La seconda parte della nostra analisi è dedicata al centro gruppo: diversi i candidati all’ambito quarto posto conquistato negli ultimi due anni da Force India

Prosegue la nostra analisi in vista dell’inizio, ormai prossimo, della stagione 2018 della Formula 1. Dopo i top team tocca alle squadre che presumibilmente si giocheranno le posizioni di centro griglia. Non solo “assemblatori”, dietro ai fab three troviamo top team come Renault e McLaren che per diverse ragioni cercano di tornare grandi.

La vera sorpresa dei test pre-season 2018 è stata la Haas, velocissima anche senza usare le hypersoft e consistente sul passo gara. La VF18 prende chiaro spunto dal disegno della SF70-H: dalle pance arretrate al diffusore, la nuova vettura targata Dallara sembra ancor di più una “ferrarina”. Se lo scorso anno problemi nel mandare in temperatura gli pneumatici avevano compromesso la performance, il 2018 è partito sotto i migliori auspici definendo la monoposto come competitiva.

Ha impressionato l’1:18.3 ottenuto da Kevin Magnussen con gomma supersoft, si distaccato di 1.1 secondi della Ferrari più veloce ma arrivato con due mescole di svantaggio. Pur non conoscendo i carichi di benzina è lecito credere che, utilizzata la hypersoft, la vettura statunitense sarebbe arrivata a 4-5 decimi dalla Rossa. Le buone impressioni sono state confermate sul passo, non distante da quello Red Bull.

Se assommiamo che quella australiana è stata in questi primi due anni di vita del team pista amica, ci sono tutti i presupposti per vedere la squadra americana subito dietro i top team nel primo appuntamento stagionale. Il dubbio è come la squadra di Gene Haas saprà / potrà sviluppare nel corso della stagione.

Altro team che sembra aver compiuto un bel passo in avanti è Renault, la vettura francese ha ben impressionato sino dalle prime tornate. Hulkenberg e Sainz, al pari dei due Mercedes, hanno anche saputo ben sfruttare le gomme medie, girando con costanza sul piede dell’1:20, cosa che abbiamo visto fare a pochi team.
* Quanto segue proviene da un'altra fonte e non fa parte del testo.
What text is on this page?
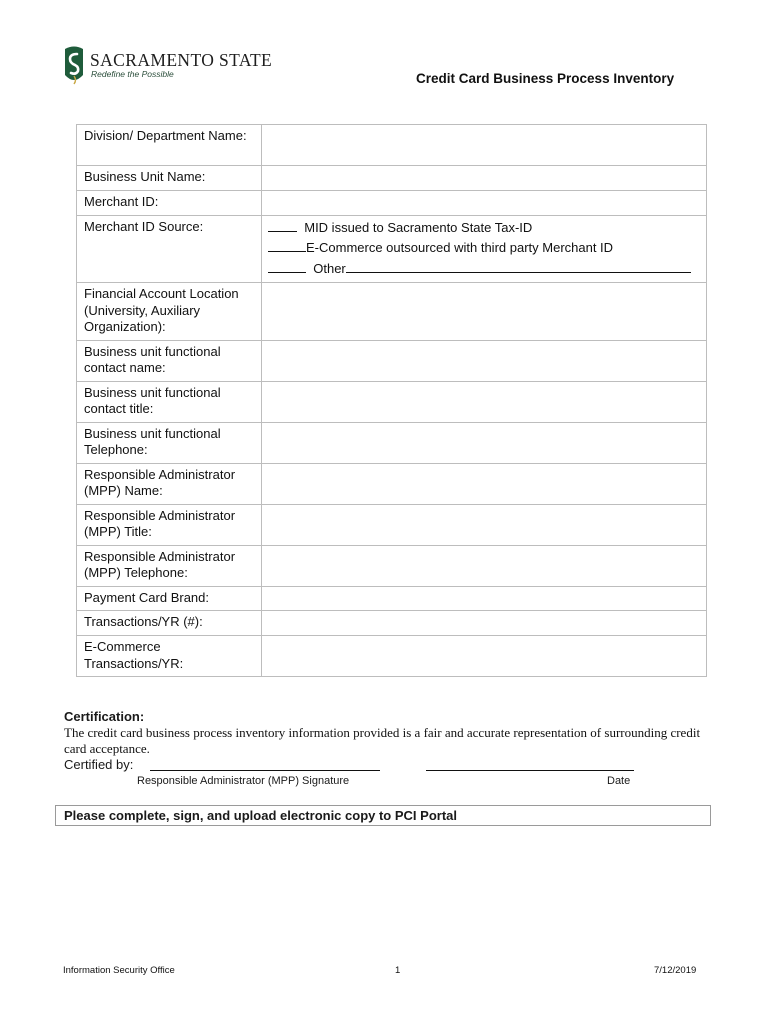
SACRAMENTO STATE
Redefine the Possible	Credit Card Business Process Inventory
Division/ Department Name:	
Business Unit Name:	
Merchant ID:	
Merchant ID Source:	MID issued to Sacramento State Tax-ID
E-Commerce outsourced with third party Merchant ID
Other

Financial Account Location (University, Auxiliary Organization):	
Business unit functional contact name:	
Business unit functional contact title:	
Business unit functional Telephone:	
Responsible Administrator (MPP) Name:	
Responsible Administrator (MPP) Title:	
Responsible Administrator (MPP) Telephone:	
Payment Card Brand:	
Transactions/YR (#):	
E-Commerce Transactions/YR:	
Certification:
The credit card business process inventory information provided is a fair and accurate representation of surrounding credit card acceptance.
Certified by:
Responsible Administrator (MPP) Signature	Date
Please complete, sign, and upload electronic copy to PCI Portal
Information Security Office	1	7/12/2019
Una “giallona” molto consistente che però non ha confermato le buone impressioni sul passo di gara, prendendosi un distacco di 7-8 decimi al giro dalla Haas. Soluzioni innovative e nuovo personale integrato potranno comunque permettere al team di progredire durante la stagione.

Più difficile valutare il nuovo binomio McLaren-Renault, il team inglese è rimasto più ai box di quanto non abbia girato in pista e se le aspettative erano quelle di lottare per il podio, dopo queste prime due sessioni sembrano ridimensionate. Comunque il buon tempo stampato da Fernando Alonso nel finale della 8-giorni lascia ben sperare.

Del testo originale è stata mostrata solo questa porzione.